The Pensions Regulator does exactly what its name suggests: it checks that you have met your staging date, and are keeping up with your duties. If you fail to meet either of these requirements, they also have the power to issue penalties and larger fines. These include, but are not limited to:
- A £400 fixed penalty when you fail to respond to one of their warning notices. A warning may be issued the first time you breach regulations.
- An escalating fine of £50 to £10,000 per day when you fail to make your contribution to an employee’s pension scheme by the 19th of the following month. The size of the fine will depend on the size of your business.

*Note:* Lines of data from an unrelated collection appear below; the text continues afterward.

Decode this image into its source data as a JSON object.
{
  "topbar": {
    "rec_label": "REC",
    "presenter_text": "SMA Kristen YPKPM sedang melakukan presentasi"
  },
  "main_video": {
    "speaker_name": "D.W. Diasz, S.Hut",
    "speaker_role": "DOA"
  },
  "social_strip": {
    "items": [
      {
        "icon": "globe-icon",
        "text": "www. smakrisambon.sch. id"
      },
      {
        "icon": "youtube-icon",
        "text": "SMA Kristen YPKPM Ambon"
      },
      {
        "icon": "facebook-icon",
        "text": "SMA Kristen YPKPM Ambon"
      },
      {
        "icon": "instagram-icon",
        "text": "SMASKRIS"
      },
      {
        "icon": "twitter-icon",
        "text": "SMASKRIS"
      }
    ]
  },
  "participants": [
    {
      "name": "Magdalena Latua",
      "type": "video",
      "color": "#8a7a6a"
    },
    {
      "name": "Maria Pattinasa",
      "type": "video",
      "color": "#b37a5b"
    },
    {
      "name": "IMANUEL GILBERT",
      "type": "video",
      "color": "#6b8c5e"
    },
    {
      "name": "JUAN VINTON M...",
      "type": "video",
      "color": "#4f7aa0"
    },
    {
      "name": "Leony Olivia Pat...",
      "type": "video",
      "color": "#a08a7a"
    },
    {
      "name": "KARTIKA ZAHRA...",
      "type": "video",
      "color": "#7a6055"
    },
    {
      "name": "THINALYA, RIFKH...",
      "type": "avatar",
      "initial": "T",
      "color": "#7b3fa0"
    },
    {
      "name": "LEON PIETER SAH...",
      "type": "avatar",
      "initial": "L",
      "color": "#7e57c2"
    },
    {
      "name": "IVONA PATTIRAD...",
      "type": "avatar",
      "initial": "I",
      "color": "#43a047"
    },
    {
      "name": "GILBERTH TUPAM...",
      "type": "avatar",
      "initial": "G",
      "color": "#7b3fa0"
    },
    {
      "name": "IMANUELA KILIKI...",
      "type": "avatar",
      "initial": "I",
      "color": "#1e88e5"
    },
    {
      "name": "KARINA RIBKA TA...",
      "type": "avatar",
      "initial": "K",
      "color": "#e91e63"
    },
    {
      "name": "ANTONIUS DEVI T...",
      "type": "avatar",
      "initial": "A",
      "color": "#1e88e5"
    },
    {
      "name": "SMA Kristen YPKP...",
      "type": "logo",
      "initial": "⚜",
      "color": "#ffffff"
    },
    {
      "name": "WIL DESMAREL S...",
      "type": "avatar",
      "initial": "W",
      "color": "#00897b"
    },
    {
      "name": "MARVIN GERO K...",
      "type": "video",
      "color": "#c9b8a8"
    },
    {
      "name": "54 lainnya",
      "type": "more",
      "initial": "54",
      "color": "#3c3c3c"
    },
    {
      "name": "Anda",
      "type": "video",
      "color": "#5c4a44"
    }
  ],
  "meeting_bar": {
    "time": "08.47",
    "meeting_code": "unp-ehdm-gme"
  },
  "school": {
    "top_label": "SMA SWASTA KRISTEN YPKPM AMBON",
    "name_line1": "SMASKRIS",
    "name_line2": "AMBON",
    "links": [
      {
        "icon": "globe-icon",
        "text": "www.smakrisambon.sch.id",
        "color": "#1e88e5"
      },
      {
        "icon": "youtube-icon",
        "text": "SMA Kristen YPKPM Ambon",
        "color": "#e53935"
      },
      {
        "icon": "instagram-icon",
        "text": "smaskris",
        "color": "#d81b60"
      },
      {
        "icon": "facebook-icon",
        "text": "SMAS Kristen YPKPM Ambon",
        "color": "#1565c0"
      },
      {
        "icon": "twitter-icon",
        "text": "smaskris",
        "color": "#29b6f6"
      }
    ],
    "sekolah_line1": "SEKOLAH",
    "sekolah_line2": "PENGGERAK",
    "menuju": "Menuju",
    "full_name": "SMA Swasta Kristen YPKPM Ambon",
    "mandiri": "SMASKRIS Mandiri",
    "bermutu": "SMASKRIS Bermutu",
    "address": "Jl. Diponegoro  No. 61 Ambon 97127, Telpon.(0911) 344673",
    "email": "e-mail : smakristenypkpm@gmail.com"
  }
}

- A fine of between £1,000 and £5,000 for prohibited recruitment methods — for instance, asking staff whether they are going to opt-out before deciding on whether they are the right candidate for the role.
Read the Pension Regulator’s compliance and enforcement strategy document for full details of all fines, penalties, and measures that can be used to punish businesses that don’t fulfil their responsibilities.
Keep these guidelines in the lead-up to your staging date and you will be best placed to make a successful transition into the new auto-enrolment scheme.